Tras arrasar en el servicio de descargas de Xbox 360, Bizarre decidió exportar su nuevo e inesperado descubrimiento a otras consolas, optando finalmente por Wii y Nintendo DS como destinos más apropiados. En el caso de la versión para la portátil de Nintendo, el estudio Kuju ha sido el encargado de trasladar toda la acción, embutiendo en un cartucho toda la esencia del original más un gran número de mejoras. Y el resultado es más que satisfactorio, ofreciendo en la consola un reto que por temática, calidad y adicción es hoy por hoy difícilmente comparable dentro de su catálogo.
Aquí no hay parloteo para contar historias previas, no hay antecedentes para que te sientas más animado al juego, no hay interludio entre disparo y disparo. Esto es un arcade con todas las letras, de aquellos que hicieron sudar a los más avezados en las recreativas de los 80, de los que en la actualidad son denostados por el grueso de los jugadores, ya sea por su dificultad o su poco llamativa puesta en escena. No hay pausas, no hay misericordia, no hay continues. Al final sólo te espera un Game Over. Siempre, sin excepción. Eres tú y tu pequeña nave contra interminables hordas de enemigos, cada vez más resistentes, cada vez más veloces, cada vez más insoportables. Y como en todo buen matamarcianos, es terriblemente difícil. Desesperante si quieres llegar a ser un experto. Tu Nintendo DS correrá serio peligro de acabar estampada contra alguna pared si eres de los que no es capaz de controlar un pronto ante la enésima muerte inevitable. Pero no desistas, la perseverancia tiene su premio, y con paciencia y experiencia se puede alcanzar la gloria. Gloria que en Geometry Wars no es ni más ni menos que los ránkings online con las mejores puntuaciones del mundo. Para que todos sepan quién es el verdadero amo del juego, sin discusión.
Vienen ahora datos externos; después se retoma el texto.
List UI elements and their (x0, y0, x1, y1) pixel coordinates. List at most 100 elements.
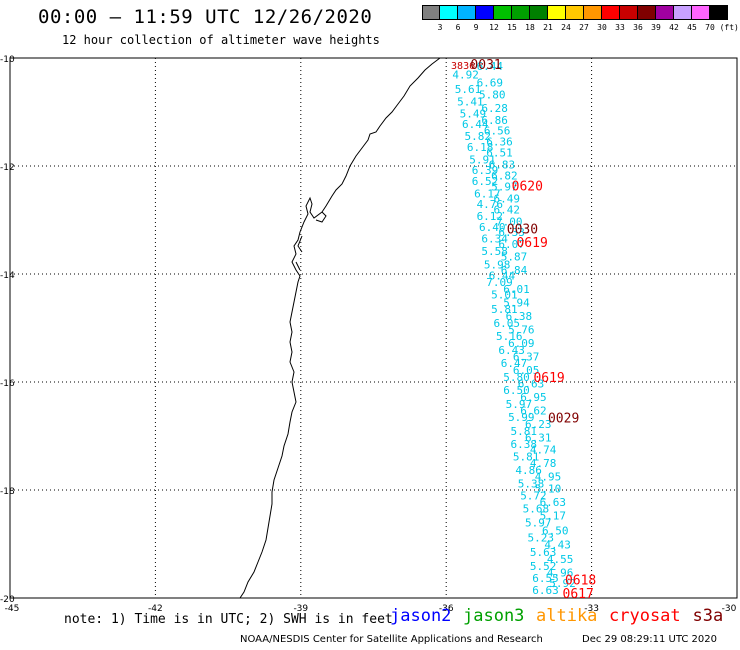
wave-height-label: 6.01 (503, 283, 530, 296)
wave-height-label: 6.50 (542, 524, 569, 537)
wave-height-label: 7.00 (496, 215, 523, 228)
wave-height-label: 6.63 (518, 377, 545, 390)
longitude-tick-label: -33 (584, 604, 599, 614)
wave-height-label: 6.28 (481, 102, 508, 115)
pass-time-label: 0620 (512, 179, 543, 194)
wave-height-label: 6.63 (540, 496, 567, 509)
satellite-jason2: jason2 (390, 606, 452, 626)
pass-time-label: 0617 (563, 587, 594, 602)
wave-height-label: 6.09 (508, 337, 535, 350)
wave-height-label: 5.99 (508, 411, 535, 424)
wave-height-label: 5.17 (540, 510, 567, 523)
legend-swatch (548, 5, 566, 20)
wave-height-label: 5.97 (525, 517, 552, 530)
wave-height-label: 5.94 (503, 296, 530, 309)
wave-height-label: 6.52 (472, 175, 499, 188)
latitude-tick-label: -18 (0, 487, 15, 497)
legend-swatch (566, 5, 584, 20)
longitude-tick-label: -45 (5, 604, 20, 614)
wave-height-label: 5.38 (518, 477, 545, 490)
legend-border (422, 5, 728, 20)
wave-height-label: 5.68 (523, 503, 550, 516)
wave-height-label: 5.10 (535, 483, 562, 496)
legend-label: 27 (579, 23, 589, 32)
wave-height-label: 6.38 (510, 438, 537, 451)
wave-height-label: 5.63 (530, 546, 557, 559)
legend-label: 70 (ft) (705, 23, 739, 32)
wave-height-label: 6.44 (489, 269, 516, 282)
pass-time-label: 0619 (516, 236, 547, 251)
wave-height-label: 5.61 (455, 83, 482, 96)
wave-height-label: 6.47 (501, 357, 528, 370)
wave-height-label: 6.49 (494, 193, 521, 206)
wave-height-label: 5.98 (484, 259, 511, 272)
wave-height-label: 4.76 (477, 198, 504, 211)
latitude-tick-label: -12 (0, 163, 15, 173)
wave-height-label: 6.31 (525, 431, 552, 444)
legend-swatch (638, 5, 656, 20)
longitude-tick-label: -36 (439, 604, 454, 614)
legend-swatch (440, 5, 458, 20)
wave-height-label: 5.97 (491, 180, 518, 193)
wave-height-label: 5.80 (503, 371, 530, 384)
legend-swatch (494, 5, 512, 20)
wave-height-label: 7.09 (486, 276, 513, 289)
wave-height-label: 6.23 (525, 418, 552, 431)
wave-height-label: 6.36 (486, 135, 513, 148)
wave-height-label: 5.23 (527, 531, 554, 544)
wave-height-label: 6.82 (491, 170, 518, 183)
wave-height-label: 4.74 (530, 443, 557, 456)
wave-height-label: 6.33 (498, 226, 525, 239)
wave-height-label: 6.86 (481, 114, 508, 127)
wave-height-label: 6.95 (520, 391, 547, 404)
legend-swatch (422, 5, 440, 20)
legend-label: 24 (561, 23, 571, 32)
wave-height-label: 6.12 (477, 210, 504, 223)
legend-label: 33 (615, 23, 625, 32)
wave-height-label: 5.58 (481, 245, 508, 258)
wave-height-label: 6.83 (489, 159, 516, 172)
legend-swatch (512, 5, 530, 20)
legend-swatch (530, 5, 548, 20)
satellite-s3a: s3a (692, 606, 724, 626)
wave-height-label: 5.52 (530, 560, 557, 573)
legend-label: 12 (489, 23, 499, 32)
legend-label: 39 (651, 23, 661, 32)
wave-height-label: 6.17 (474, 187, 501, 200)
legend-swatch (620, 5, 638, 20)
pass-time-label: 0618 (565, 574, 596, 589)
wave-height-label: 6.50 (503, 384, 530, 397)
pass-time-label: 0619 (533, 371, 564, 386)
latitude-tick-label: -16 (0, 379, 15, 389)
wave-height-label: 6.05 (494, 317, 521, 330)
footer-timestamp: Dec 29 08:29:11 UTC 2020 (582, 634, 717, 645)
wave-height-label: 4.95 (535, 470, 562, 483)
wave-height-label: 4.55 (547, 553, 574, 566)
legend-label: 21 (543, 23, 553, 32)
wave-height-label: 4.86 (515, 464, 542, 477)
legend-label: 30 (597, 23, 607, 32)
legend-swatch (602, 5, 620, 20)
legend-swatch (584, 5, 602, 20)
wave-height-label: 5.01 (491, 288, 518, 301)
wave-height-label: 5.72 (520, 490, 547, 503)
wave-height-label: 5.87 (501, 251, 528, 264)
wave-height-label: 5.41 (457, 96, 484, 109)
legend-label: 36 (633, 23, 643, 32)
wave-height-label: 5.91 (469, 153, 496, 166)
wave-height-label: 6.39 (472, 164, 499, 177)
pass-time-label: 0029 (548, 412, 579, 427)
wave-height-values: 6.444.926.695.615.805.416.285.496.866.44… (452, 60, 575, 597)
legend-swatch (674, 5, 692, 20)
wave-height-label: 6.69 (477, 77, 504, 90)
wave-height-label: 5.16 (496, 330, 523, 343)
wave-height-label: 5.81 (491, 303, 518, 316)
legend-label: 3 (437, 23, 443, 32)
pass-time-label: 0030 (507, 223, 538, 238)
coastline (239, 57, 441, 599)
legend-label: 15 (507, 23, 517, 32)
wave-height-label: 5.80 (479, 89, 506, 102)
legend-label: 42 (669, 23, 679, 32)
wave-height-label: 5.81 (510, 425, 537, 438)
Como ya sucediera en la versión Retro Evolved de Xbox Live Arcade, el título ofrece un aspecto y una mecánica simplistas a más no poder, y haciendo verdadero honor a su nombre. Somos una insignificante nave dentro de un recinto acotado, cuyo objetivo es sobrevivir. Armados con un láser, únicamente tenemos que dedicarnos a matar, matar y matar a las naves enemigas que van apareciendo. O mejor llamadas formas geómetricas hostiles que nos atacarán sin cuartel, con un ritmo ascendente y que siempre acaba asfixiando. No disparan, simplemente se lanzan hacia ti, algunas como verdaderos proyectiles.
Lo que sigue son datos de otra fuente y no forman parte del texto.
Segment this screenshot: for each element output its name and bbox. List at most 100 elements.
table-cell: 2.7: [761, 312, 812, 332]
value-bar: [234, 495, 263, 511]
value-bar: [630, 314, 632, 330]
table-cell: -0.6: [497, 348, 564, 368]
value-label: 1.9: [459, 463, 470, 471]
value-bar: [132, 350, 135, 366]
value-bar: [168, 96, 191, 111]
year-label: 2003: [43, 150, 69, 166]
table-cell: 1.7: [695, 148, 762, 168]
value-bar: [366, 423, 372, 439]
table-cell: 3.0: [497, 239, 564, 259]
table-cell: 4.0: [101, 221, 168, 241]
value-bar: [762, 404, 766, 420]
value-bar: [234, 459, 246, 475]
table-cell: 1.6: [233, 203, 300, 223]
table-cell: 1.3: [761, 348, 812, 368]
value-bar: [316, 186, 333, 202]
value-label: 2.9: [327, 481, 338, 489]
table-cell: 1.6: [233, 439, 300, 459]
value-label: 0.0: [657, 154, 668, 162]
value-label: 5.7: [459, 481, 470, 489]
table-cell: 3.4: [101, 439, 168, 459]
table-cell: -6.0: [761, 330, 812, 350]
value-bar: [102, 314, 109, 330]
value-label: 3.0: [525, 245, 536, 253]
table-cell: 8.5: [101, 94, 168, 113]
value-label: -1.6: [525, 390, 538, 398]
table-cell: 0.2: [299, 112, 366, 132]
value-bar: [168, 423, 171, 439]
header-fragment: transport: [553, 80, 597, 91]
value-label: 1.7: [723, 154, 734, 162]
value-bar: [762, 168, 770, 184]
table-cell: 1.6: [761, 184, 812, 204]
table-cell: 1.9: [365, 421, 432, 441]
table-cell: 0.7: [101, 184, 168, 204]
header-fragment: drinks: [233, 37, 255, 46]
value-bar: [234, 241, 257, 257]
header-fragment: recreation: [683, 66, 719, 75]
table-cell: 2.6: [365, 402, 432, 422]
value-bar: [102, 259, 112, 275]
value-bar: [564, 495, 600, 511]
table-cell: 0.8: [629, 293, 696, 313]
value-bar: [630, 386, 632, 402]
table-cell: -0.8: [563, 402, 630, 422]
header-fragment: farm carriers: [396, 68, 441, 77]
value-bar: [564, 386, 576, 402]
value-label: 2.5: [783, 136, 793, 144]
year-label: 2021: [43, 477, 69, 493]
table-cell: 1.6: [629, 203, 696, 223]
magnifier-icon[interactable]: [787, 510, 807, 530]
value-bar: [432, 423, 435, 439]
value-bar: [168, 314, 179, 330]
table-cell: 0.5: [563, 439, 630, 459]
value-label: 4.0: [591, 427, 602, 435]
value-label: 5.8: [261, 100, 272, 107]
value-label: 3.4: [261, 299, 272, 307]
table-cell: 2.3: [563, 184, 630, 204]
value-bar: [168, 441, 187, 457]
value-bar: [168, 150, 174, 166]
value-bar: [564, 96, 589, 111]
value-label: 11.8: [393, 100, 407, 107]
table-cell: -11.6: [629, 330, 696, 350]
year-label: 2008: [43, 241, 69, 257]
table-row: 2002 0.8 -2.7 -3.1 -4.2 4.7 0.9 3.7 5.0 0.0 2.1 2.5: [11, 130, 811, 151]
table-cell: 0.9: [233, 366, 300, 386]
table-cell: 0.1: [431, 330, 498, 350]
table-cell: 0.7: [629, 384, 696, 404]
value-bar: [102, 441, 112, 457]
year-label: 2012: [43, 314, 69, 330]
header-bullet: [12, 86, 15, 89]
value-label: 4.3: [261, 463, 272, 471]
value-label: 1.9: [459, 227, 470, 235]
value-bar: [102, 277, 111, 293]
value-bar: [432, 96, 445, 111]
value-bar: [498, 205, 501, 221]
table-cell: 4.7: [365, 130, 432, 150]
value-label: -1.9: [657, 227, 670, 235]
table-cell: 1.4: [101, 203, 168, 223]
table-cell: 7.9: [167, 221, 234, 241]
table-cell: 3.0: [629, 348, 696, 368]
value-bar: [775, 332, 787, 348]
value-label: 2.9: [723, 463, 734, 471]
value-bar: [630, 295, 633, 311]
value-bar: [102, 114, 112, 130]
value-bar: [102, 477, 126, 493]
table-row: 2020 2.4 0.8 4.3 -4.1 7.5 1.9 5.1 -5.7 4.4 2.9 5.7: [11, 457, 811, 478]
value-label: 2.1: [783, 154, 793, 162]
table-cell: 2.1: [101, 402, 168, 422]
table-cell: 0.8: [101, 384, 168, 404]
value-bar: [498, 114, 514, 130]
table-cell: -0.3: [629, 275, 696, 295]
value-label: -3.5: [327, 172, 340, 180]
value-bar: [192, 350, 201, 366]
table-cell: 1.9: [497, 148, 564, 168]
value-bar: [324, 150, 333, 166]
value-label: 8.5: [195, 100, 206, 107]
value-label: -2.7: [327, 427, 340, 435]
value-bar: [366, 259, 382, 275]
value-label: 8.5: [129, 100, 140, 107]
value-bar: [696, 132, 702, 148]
Afinando un poco en la descripción de su mecánica, cabe mencionar primeramente su sistema de control. En Xbox 360 los dos analógicos se utilizan uno para desplazar la nave a nuestro antojo y otro para dirigir la ráfaga láser que surje de ella. Con este más que apropiado manejo se nos da la oportunidad, imprescindible, de disparar en una dirección mientras nos movemos en otra distinta, esquivando los envites enemigos. Como Nintendo DS no dispone de ningún stick, su carencia se suple por medio de la cruceta y la pantalla táctil. La primera hace las veces de mandos de la nave, mientras que armados con el stylus indicamos en qué dirección queremos disparar nuestra siempre funcional ametralladora. Los gatillos lanzan las valiosas y escasas bombas que destruyen de un vistazo todo lo que haya en pantalla. Existen algunas variantes, incluyendo la habitual opción para zurdos, pero la más apropiada es la que viene de serie, por ser más intuitiva y fácil de perfeccionar. Realmente el sistema no puede compararse al que ofrece el mando de la consola de Microsoft pero, con un poco de práctica, no echarás muy en falta los sticks analógicos.